O segundo ponto é o cenário externo, tratado como a principal fonte de incerteza. O comitê cita as tensões no Oriente Médio — sobretudo pelos efeitos sobre os preços do petróleo — e a permanência de indefinições em torno da política econômica dos Estados Unidos como riscos concretos ao comportamento dos preços domésticos. A combinação entre o risco fiscal interno e as dúvidas geopolíticas externas sustenta o tom mais cauteloso da ata, mesmo diante de indicadores recentes de inflação relativamente benignos, como o próprio Índice Nacional de Preços ao Consumidor Amplo (IPCA) de julho, divulgado horas depois do documento.

Também chama atenção a forma como o Copom aborda os choques de oferta. A ata deixa claro que a autoridade monetária não deve reagir aos efeitos primários de choques de preços, mas acompanhar com atenção redobrada eventuais impactos de segunda ordem sobre as expectativas e os preços administrados. Caso esses efeitos se materializem, a resposta deverá ser firme. Na prática, isso significa que resultados favoráveis pontuais, como a desaceleração observada em julho, não são suficientes, por si só, para abrir espaço a um ritmo mais acelerado de cortes.

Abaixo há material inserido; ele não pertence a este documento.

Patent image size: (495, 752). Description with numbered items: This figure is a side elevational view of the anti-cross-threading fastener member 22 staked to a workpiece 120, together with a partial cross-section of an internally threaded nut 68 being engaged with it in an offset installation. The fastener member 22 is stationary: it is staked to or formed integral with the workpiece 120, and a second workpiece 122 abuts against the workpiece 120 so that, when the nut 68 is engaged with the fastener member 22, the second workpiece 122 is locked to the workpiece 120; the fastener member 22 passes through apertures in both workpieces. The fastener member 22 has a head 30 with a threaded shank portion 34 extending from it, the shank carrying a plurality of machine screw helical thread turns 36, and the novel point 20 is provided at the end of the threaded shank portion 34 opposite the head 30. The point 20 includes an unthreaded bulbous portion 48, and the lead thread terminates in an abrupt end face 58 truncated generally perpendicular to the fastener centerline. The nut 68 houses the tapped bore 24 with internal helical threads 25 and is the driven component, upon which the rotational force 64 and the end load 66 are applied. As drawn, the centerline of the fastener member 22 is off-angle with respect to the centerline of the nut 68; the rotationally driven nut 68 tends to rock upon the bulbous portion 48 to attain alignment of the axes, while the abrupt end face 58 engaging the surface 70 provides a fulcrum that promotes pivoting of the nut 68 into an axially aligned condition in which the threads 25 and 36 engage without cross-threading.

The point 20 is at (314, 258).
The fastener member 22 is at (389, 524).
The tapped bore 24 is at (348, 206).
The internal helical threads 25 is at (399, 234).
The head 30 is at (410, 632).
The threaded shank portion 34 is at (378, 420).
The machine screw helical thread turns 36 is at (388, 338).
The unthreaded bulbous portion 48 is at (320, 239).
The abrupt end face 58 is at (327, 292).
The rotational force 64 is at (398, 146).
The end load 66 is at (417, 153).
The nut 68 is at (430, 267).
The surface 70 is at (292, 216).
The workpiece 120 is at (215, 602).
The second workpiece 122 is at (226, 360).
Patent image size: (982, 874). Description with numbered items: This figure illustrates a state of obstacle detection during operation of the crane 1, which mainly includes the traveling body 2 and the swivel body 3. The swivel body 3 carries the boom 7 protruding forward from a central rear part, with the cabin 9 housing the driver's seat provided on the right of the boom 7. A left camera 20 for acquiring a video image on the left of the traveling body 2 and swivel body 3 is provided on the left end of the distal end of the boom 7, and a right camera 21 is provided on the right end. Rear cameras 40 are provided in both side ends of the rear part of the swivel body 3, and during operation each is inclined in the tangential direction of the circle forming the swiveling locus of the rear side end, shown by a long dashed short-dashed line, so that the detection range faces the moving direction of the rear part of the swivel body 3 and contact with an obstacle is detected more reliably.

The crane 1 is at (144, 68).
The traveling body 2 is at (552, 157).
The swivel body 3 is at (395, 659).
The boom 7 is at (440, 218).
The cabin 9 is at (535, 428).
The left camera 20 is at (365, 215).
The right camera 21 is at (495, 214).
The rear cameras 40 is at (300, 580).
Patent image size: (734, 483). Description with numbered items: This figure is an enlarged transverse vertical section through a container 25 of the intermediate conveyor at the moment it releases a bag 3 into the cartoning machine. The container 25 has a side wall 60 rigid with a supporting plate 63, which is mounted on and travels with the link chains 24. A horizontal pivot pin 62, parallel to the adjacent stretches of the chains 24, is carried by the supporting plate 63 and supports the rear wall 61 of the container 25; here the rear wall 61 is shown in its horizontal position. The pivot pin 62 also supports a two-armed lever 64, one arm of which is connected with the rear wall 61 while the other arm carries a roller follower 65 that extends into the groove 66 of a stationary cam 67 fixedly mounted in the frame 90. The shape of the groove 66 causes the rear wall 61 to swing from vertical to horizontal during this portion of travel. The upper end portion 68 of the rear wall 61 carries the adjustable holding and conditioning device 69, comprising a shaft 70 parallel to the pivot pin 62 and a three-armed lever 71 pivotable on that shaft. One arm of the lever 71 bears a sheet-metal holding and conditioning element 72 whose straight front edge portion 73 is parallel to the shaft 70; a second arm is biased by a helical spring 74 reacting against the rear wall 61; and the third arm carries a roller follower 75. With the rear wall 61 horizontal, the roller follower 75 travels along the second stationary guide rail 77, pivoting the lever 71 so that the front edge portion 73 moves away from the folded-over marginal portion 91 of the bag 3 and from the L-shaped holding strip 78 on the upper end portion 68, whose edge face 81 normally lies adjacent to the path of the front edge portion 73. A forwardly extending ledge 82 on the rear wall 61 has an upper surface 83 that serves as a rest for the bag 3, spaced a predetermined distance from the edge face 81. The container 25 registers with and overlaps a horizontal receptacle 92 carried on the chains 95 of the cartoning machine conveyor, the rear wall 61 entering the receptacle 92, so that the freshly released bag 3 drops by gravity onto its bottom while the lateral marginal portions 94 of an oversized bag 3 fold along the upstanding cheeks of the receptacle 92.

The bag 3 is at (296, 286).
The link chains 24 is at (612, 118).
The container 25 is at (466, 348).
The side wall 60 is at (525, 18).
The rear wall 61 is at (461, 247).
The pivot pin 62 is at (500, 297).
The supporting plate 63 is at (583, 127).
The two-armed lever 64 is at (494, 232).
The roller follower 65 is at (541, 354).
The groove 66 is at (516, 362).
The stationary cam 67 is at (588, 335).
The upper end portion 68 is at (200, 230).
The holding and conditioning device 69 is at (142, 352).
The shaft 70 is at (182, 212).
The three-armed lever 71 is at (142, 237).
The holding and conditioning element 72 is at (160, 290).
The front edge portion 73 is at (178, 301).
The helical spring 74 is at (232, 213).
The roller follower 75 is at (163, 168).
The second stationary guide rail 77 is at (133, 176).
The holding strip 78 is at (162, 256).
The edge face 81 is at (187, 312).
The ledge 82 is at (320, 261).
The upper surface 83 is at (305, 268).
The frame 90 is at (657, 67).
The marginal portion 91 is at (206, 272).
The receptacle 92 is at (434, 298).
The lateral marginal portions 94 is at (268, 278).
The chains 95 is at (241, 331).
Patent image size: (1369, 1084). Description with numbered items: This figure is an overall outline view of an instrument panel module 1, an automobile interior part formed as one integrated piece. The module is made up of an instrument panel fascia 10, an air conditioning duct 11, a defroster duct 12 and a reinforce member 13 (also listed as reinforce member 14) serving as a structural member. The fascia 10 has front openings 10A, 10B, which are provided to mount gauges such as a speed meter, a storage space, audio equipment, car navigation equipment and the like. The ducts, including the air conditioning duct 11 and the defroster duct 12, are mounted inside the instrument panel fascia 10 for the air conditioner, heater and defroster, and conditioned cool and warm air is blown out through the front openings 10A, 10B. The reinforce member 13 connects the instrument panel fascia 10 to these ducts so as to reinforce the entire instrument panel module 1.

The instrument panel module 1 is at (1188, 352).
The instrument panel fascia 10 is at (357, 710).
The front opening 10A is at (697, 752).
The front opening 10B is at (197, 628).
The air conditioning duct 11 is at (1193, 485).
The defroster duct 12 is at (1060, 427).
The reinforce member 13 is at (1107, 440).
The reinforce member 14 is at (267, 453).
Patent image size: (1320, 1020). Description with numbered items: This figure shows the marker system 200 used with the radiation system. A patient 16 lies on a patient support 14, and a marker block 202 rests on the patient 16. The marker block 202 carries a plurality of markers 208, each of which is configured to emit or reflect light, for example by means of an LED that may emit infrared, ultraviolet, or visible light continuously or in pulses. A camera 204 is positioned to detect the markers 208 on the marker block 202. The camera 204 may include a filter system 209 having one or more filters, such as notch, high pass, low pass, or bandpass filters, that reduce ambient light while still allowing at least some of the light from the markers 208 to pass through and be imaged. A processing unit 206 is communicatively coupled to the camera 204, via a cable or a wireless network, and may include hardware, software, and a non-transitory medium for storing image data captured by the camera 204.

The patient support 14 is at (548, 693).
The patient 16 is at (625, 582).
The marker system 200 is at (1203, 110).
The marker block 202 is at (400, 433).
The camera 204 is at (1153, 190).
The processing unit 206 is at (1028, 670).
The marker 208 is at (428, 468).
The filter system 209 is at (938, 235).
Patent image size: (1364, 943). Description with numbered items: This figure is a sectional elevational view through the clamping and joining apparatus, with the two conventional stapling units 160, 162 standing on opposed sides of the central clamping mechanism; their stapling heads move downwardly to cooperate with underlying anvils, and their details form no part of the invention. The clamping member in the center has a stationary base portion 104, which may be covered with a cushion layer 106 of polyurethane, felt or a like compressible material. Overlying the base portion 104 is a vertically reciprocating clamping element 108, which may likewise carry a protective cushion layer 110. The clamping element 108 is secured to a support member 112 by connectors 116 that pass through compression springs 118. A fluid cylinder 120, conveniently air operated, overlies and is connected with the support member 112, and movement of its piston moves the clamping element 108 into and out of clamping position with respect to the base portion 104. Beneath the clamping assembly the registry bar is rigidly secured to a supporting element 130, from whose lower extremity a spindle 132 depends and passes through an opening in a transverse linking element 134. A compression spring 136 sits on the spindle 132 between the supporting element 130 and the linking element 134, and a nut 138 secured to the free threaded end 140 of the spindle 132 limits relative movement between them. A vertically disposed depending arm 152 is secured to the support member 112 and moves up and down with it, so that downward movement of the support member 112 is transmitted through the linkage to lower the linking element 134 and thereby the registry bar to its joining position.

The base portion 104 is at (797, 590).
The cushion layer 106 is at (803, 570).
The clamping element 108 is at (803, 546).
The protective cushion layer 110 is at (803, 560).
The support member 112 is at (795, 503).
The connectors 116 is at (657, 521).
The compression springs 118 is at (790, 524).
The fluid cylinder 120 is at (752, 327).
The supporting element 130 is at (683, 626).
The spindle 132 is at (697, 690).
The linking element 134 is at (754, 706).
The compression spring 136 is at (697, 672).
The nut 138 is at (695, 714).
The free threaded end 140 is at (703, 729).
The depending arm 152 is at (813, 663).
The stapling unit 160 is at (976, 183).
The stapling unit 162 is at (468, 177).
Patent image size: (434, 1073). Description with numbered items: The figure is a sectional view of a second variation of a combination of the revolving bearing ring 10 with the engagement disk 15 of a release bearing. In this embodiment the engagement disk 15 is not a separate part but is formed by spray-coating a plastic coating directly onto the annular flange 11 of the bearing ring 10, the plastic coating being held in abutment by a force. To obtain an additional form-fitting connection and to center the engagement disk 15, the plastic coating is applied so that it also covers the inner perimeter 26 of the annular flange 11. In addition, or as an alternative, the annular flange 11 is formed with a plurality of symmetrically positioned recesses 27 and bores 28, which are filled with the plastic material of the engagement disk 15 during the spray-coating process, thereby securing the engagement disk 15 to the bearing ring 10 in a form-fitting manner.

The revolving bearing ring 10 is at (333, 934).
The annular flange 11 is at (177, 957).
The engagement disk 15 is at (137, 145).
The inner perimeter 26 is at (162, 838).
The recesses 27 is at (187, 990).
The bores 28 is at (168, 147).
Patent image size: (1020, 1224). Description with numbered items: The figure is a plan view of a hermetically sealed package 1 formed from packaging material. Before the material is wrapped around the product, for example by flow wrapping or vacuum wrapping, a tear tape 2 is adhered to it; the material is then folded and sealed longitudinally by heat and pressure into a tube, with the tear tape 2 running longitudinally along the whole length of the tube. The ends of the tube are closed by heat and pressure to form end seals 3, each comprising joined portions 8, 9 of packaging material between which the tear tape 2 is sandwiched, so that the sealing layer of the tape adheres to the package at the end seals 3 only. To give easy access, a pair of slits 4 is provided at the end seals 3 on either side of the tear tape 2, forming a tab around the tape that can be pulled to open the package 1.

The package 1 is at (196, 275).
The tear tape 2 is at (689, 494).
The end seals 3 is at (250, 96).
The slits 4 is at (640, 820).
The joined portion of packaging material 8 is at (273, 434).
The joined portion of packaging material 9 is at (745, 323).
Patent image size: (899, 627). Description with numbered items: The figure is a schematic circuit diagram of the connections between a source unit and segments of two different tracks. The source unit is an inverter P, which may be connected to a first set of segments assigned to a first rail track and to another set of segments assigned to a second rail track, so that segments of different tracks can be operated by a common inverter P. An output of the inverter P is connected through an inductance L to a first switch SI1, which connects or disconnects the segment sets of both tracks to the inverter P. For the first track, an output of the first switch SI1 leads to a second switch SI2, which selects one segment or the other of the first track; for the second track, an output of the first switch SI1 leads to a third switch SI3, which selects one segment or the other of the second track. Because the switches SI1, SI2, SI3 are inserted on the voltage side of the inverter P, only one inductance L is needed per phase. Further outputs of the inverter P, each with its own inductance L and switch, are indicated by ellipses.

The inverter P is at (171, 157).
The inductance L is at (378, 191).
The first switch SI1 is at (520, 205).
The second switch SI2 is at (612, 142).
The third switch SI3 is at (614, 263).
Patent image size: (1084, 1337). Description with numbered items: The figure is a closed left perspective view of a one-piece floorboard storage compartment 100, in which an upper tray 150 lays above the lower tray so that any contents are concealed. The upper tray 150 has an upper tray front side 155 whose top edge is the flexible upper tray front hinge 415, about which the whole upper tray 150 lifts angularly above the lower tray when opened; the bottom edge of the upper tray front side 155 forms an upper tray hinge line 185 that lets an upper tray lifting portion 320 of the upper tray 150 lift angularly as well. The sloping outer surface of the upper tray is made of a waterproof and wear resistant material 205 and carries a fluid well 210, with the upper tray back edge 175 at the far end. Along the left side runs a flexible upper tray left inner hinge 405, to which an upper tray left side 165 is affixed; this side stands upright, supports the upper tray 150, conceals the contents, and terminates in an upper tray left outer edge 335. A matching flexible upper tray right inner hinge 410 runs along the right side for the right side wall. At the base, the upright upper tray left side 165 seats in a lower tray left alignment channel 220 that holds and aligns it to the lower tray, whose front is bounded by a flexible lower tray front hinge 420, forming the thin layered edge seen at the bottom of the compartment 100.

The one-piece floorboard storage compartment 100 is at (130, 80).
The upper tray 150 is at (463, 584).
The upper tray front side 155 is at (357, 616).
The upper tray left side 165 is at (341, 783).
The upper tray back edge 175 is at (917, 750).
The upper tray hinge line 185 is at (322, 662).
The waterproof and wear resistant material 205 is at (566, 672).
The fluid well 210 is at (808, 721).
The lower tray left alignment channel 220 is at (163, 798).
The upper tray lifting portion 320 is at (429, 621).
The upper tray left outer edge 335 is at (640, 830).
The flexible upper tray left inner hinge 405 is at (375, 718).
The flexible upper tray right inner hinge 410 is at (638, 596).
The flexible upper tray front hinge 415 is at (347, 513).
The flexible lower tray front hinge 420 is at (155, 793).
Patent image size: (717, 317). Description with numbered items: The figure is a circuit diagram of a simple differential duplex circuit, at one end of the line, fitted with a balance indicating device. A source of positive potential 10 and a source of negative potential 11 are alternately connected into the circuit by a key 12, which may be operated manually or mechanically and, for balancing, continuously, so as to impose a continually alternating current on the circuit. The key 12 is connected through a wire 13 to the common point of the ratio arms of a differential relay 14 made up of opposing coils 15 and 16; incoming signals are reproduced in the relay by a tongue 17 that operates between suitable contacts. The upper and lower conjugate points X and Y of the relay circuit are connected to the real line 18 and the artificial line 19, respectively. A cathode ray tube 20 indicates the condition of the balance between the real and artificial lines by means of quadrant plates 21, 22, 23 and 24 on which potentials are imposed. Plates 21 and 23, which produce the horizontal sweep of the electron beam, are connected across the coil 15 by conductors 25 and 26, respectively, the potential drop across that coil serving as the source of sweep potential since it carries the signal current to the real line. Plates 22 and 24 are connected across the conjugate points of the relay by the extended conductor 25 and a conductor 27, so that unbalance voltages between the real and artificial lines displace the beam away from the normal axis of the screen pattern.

Por fim, o documento reconhece que as expectativas de inflação permanecem desancoradas quanto à meta. Nesse contexto, a política monetária precisa continuar restritiva por mais tempo do que seria necessário em um ambiente de plena ancoragem das expectativas. É esse fator que ajuda a explicar por que o mercado, mesmo frente a uma Selic em trajetória de queda, não precifica um espaço significativamente maior para a flexibilização. 

Para o setor produtivo, a leitura prática é dupla. De um lado, o ciclo de redução dos juros permanece em curso e tende a beneficiar de forma gradual o custo do crédito, o financiamento do capital de giro e os investimentos. De outro, o ritmo segue deliberadamente lento, e a ata deixa claro que a possibilidade de acelerar os cortes depende menos dos dados de curto prazo e mais da percepção do mercado sobre a trajetória fiscal e a estabilidade do ambiente externo. Em outras palavras, o custo do dinheiro no Brasil deverá permanecer elevado por mais tempo do que seria desejável. Ademais, a variável mais relevante para acelerar essa convergência não está sob controle do Banco Central, mas depende da condução da política fiscal.